El huracán demencial lo absorbe y deja de escribir. Después de un tiempo llega a una conclusión tremenda: “Le perdí respeto a la literatura, que era lo único que hasta entonces había dotado de sentido o de una ilusión de sentido a la realidad. […] Quizá dejé de escribir porque estaba demasiado vivo para escribir, demasiado deseoso de apurar el éxito hasta el último aliento, y sólo se puede escribir cuando se escribe como si se estuviera muerto y la escritura fuera el único modo de evocar la vida, el cordón último que todavía nos une a ella” (Javier Cercas, La velocidad de la luz, DeBolsillo). Uf.

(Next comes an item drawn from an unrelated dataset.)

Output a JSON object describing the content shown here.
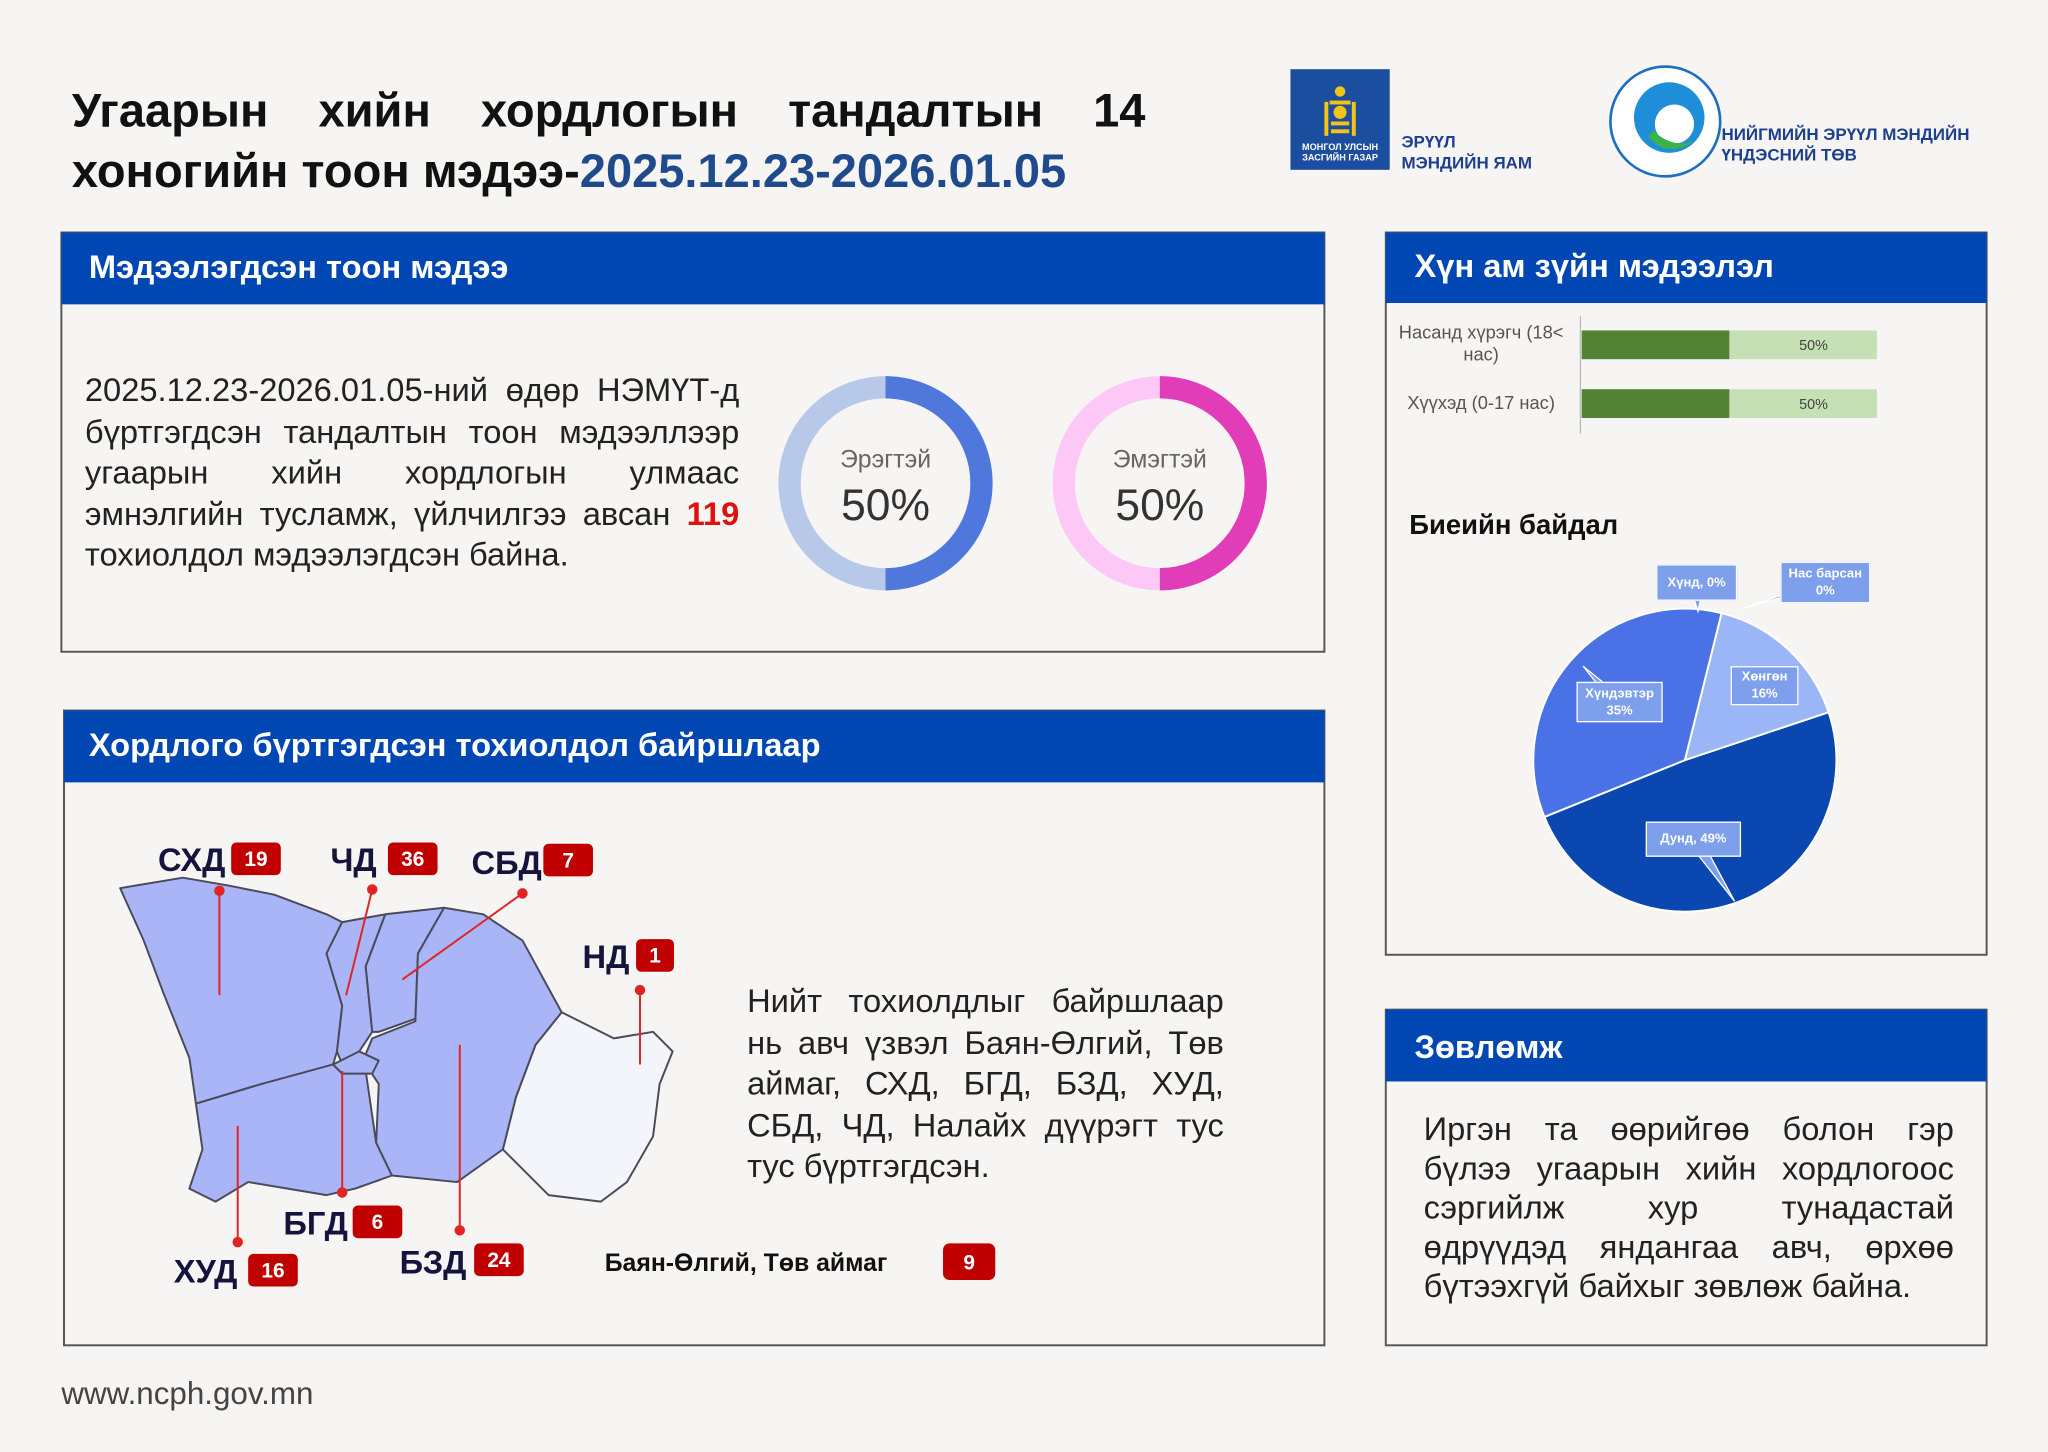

Claro, la gente demasiado feliz no suele crear, para qué. El arte (la escritura) cumple un rol cuando hay una carencia o se busca confrontar algo o el mundo es decididamente perfecto. Entonces surge la urgencia de componer un mundo a partir de palabras: una realidad que no existía y ahora existe. A quienes escribimos nos aplica aquello que dijo Martín Caparrós en otro contexto: “Es evidente que sólo viajamos los insatisfechos. Los satisfechos se quedan en su casa gozando de la satisfacción de lo que tienen. Los que viajamos somos los que pensamos que nos falta algo”. Pues eso.